Der Arzt zuckte mit den Schultern und deutete zu dem Kleinbus. »Ein Mann. Ihre Kollegen kümmern sich um seine Frau. Sie hat einen Schock. Wir werden sie mit in die Klinik nehmen.«
Linkohr war bereits zu dem Kleinbus hinüber geeilt und ließ sich von einem der Uniformierten berichten, um wen es sich bei dem Toten handelte.
»Chef«, kam er zu den anderen zurück, »es ist Westerhoff.«
Für einen Augenblick herrschte betretenes Schweigen.
»Westerhoff? Den haben wir doch heut’ schon gesehen.«
Linkohr nickte. »Erst vor zwei, drei Stunden – der ist in Waldhausen ausgestiegen.«
»Genau«, erinnerte sich der Kommissar, »der Wühler hat noch gesagt, Westerhoff gehe wohl zu seiner Windkraftanlage, wie er das sonntags um diese Zeit immer tue.«
Der Kommissar betrat vorsichtig den stählernen Turm und sah auf dem Boden, dass Blut durch die Gitterrost-Konstruktion des Treppenaufgangs herabgetropft war.

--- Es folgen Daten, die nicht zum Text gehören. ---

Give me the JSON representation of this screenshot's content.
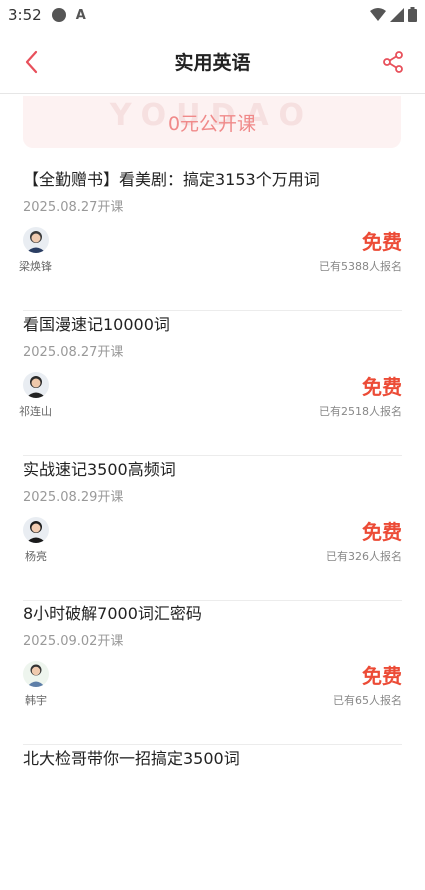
{
  "status_bar": {
    "time": "3:52",
    "indicator_text": "A"
  },
  "header": {
    "title": "实用英语",
    "back_icon": "chevron-left-icon",
    "share_icon": "share-icon"
  },
  "banner": {
    "text": "0元公开课",
    "watermark": "YOUDAO"
  },
  "courses": [
    {
      "title": "【全勤赠书】看美剧：搞定3153个万用词",
      "date": "2025.08.27开课",
      "teacher": "梁焕锋",
      "price": "免费",
      "enrolled": "已有5388人报名"
    },
    {
      "title": "看国漫速记10000词",
      "date": "2025.08.27开课",
      "teacher": "祁连山",
      "price": "免费",
      "enrolled": "已有2518人报名"
    },
    {
      "title": "实战速记3500高频词",
      "date": "2025.08.29开课",
      "teacher": "杨亮",
      "price": "免费",
      "enrolled": "已有326人报名"
    },
    {
      "title": "8小时破解7000词汇密码",
      "date": "2025.09.02开课",
      "teacher": "韩宇",
      "price": "免费",
      "enrolled": "已有65人报名"
    },
    {
      "title": "北大检哥带你一招搞定3500词",
      "date": "",
      "teacher": "",
      "price": "",
      "enrolled": ""
    }
  ],
  "colors": {
    "accent": "#ec4b36",
    "back_icon": "#e8505b"
  }
}
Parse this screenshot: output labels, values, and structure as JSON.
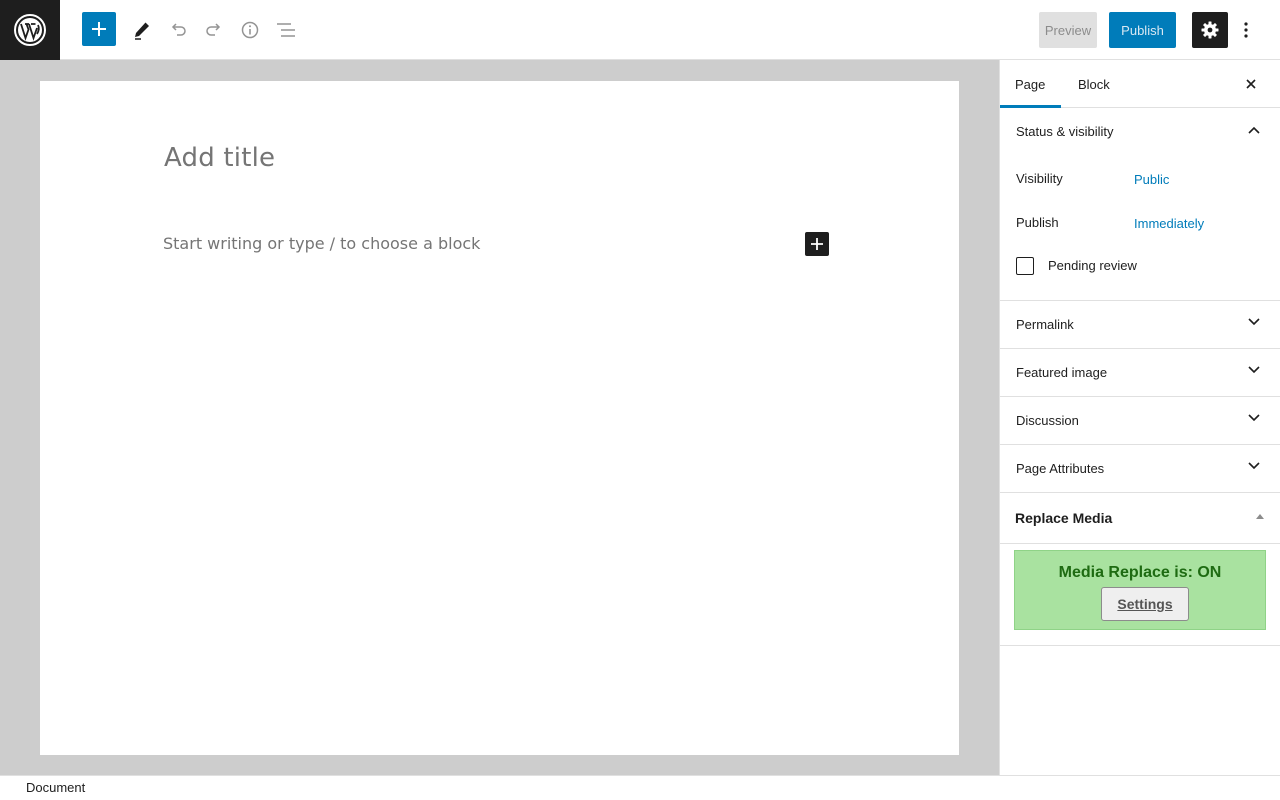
{
  "toolbar": {
    "preview_label": "Preview",
    "publish_label": "Publish",
    "icons": [
      "wordpress-icon",
      "plus-icon",
      "pencil-icon",
      "undo-icon",
      "redo-icon",
      "info-icon",
      "list-view-icon",
      "gear-icon",
      "more-vertical-icon"
    ]
  },
  "editor": {
    "title_placeholder": "Add title",
    "paragraph_placeholder": "Start writing or type / to choose a block"
  },
  "sidebar": {
    "tabs": [
      {
        "label": "Page",
        "active": true
      },
      {
        "label": "Block",
        "active": false
      }
    ],
    "status_visibility": {
      "title": "Status & visibility",
      "visibility_label": "Visibility",
      "visibility_value": "Public",
      "publish_label": "Publish",
      "publish_value": "Immediately",
      "pending_review_label": "Pending review",
      "pending_review_checked": false
    },
    "panels": [
      {
        "label": "Permalink"
      },
      {
        "label": "Featured image"
      },
      {
        "label": "Discussion"
      },
      {
        "label": "Page Attributes"
      }
    ],
    "replace_media": {
      "title": "Replace Media",
      "status_text": "Media Replace is:  ON",
      "settings_label": "Settings"
    }
  },
  "footer": {
    "breadcrumb": "Document"
  },
  "colors": {
    "accent": "#007cba",
    "dark": "#1e1e1e",
    "canvas_bg": "#cdcdcd",
    "media_box_bg": "#a9e2a0",
    "media_text": "#1e6b12"
  }
}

»Die Kollegen der Spurensicherung aus Göppingen sind schon unterwegs«, erklärte Schmidt. Die Kriminalisten blieben am Eingang stehen. Häberle entdeckte im Bereich der ersten Treppenstufe einige schwarze Flecken.
Er trat wieder ins grelle Sonnenlicht und wandte sich an seine beiden Kollegen: »Wissen wir, wer ihn gefunden hat?«
»Offenbar seine Frau«, erwiderte Linkohr, »die Kollegen sagen, sie sei hierher gefahren, nachdem er nicht pünktlich zum Mittagessen gekommen ist. Sie hat gewusst, dass er immer sonntags um diese Zeit auf den Turm steigt.«
»Dann können wir die Tatzeit ziemlich genau einkreisen«, konstatierte Häberle und entschied, sofort per Lautsprecherdurchsage rund um Waldhausen nach Zeugen zu suchen. Möglicherweise hatten die vielen Wanderer, die an diesem Mittag in Wald und Flur unterwegs waren, etwas Verdächtiges gesehen. Schmidt versprach, dies zu veranlassen, als Häberles Handy ertönte. Es war Bruhn, der ohne Namensnennung und Begrüßung zu toben begann.